Le ministre de la Justice et des Affaires pénitentiaires chargé des Droits de l’homme, Ali Hassan Bahdon, a reçu hier matin dans son cabinet, une mission d’observation de l’Union africaine. La rencontre témoigne de l’engagement de notre pays en faveur de la transparence et de la crédibilité du scrutin à venir.

À l’approche de l’élection présidentielle prévue ce vendredi, la scène politique djiboutienne s’anime sous le regard vigilant de la communauté internationale. Dans ce contexte, le ministre de la Justice et des Affaires pénitentiaires chargé des Droits de l’homme, Ali Hassan Bahdon, a reçu hier, dans son cabinet, une délégation de l’Union africaine en mission d’observation électorale. Conduite par l’ancien Premier Ministre du Rwanda M. Bernard Makuza, cette délégation d’observateurs de l’Union Africaine, la visite de cette délégation à Djibouti, s’inscrit dans le cadre de l’élection présidentielle prévue le vendredi 10 avril prochain.

Cette rencontre s’inscrit dans le cadre du déploiement des mécanismes africains de supervision des processus démocratiques sur le continent. Mandatée pour suivre le déroulement de l’élection présidentielle, la délégation de l’Union africaine a pour objectif d’évaluer la régularité, la transparence du scrutin, tout en contribuant à renforcer la confiance des citoyens dans les institutions électorales.

Au cours de cet entretien, les échanges ont porté sur les préparatifs logistiques et juridiques entourant le scrutin, ainsi que sur les garanties mises en place pour assurer un processus électoral apaisé et conforme aux standards internationaux. Le ministre a, à cette occasion, réaffirmé la volonté des autorités djiboutiennes de garantir un cadre électoral serein, respectueux des droits fondamentaux et des principes démocratiques.
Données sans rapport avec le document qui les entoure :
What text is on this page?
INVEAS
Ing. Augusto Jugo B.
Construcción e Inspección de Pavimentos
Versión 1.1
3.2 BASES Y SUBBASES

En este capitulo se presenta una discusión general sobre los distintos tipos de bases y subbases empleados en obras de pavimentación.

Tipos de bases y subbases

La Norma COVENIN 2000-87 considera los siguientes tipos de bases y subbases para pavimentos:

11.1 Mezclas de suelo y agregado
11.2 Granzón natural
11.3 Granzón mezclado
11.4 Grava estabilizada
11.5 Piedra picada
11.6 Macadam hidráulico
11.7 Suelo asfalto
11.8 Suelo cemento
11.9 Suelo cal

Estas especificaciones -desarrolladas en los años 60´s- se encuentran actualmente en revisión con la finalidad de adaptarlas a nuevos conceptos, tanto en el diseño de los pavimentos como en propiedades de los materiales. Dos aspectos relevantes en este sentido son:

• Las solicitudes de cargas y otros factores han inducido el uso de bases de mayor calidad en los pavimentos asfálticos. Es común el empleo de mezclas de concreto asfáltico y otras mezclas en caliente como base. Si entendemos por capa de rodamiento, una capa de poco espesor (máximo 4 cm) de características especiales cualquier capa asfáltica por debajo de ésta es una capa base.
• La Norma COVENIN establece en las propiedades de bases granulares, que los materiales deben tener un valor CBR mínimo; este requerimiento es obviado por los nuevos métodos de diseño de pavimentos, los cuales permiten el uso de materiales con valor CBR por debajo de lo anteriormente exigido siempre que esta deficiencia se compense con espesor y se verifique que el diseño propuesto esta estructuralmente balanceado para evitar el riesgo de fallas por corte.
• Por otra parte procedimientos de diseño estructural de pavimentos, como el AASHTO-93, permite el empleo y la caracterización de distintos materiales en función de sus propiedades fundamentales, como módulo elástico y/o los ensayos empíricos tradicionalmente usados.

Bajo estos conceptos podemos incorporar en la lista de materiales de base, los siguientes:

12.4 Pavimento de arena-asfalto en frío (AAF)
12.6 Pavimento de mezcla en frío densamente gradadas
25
Depuis jeudi dernier, la campagne électorale bat son plein à Djibouti. Elle oppose notamment le Président sortant, Son Excellence Ismail Omar Guelleh, candidat de la coalition de l’Union pour la Majorité Présidentielle (UMP), à Mohamed Farah Samatar, représentant du Centre des Démocrates Unifiés (CDU), principal parti de l’opposition.

Dans les rues de la capitale comme dans les différentes régions du pays, meetings, caravanes et prises de parole rythment le quotidien des électeurs, traduisant une mobilisation politique notable à l’approche du scrutin. Cette effervescence témoigne de l’importance de l’échéance pour l’avenir du pays, alors que les candidats rivalisent de propositions pour convaincre un électorat attentif.

La présence de la mission d’observation de l’Union africaine apparaît, dans ce contexte, comme un gage supplémentaire de crédibilité. Elle vient appuyer les efforts nationaux visant à garantir la transparence du processus électoral et à prévenir toute contestation post-électorale.

Au-delà de son rôle technique, cette mission incarne également un symbole fort de solidarité africaine et d’accompagnement des États membres dans la consolidation de leurs institutions démocratiques. Elle rappelle que la stabilité politique et la légitimité des scrutins constituent des piliers essentiels pour le développement durable du continent.

Rappelons que notre représentant permanent auprès de l’UA, l’ambassadeur Abdi Mahamoud  Eybé et l’ambassadeur Guelleh Idriss Omar ont assisté à cette rencontre entre le Garde des Sceaux Ali Hassan Bahdon et les membres de la délégation de l’UA.

À mesure que le jour du vote approche, toutes les attentions se tournent désormais vers Djibouti, un pays stratégiquement situé qui abrite de nombreuses forces militaires étrangères et bases internationales. Entre enjeux politiques, de ce pays stratégiquement situé, attentes citoyennes et regard international, Djibouti s’apprête à vivre un moment clé de sa vie démocratique.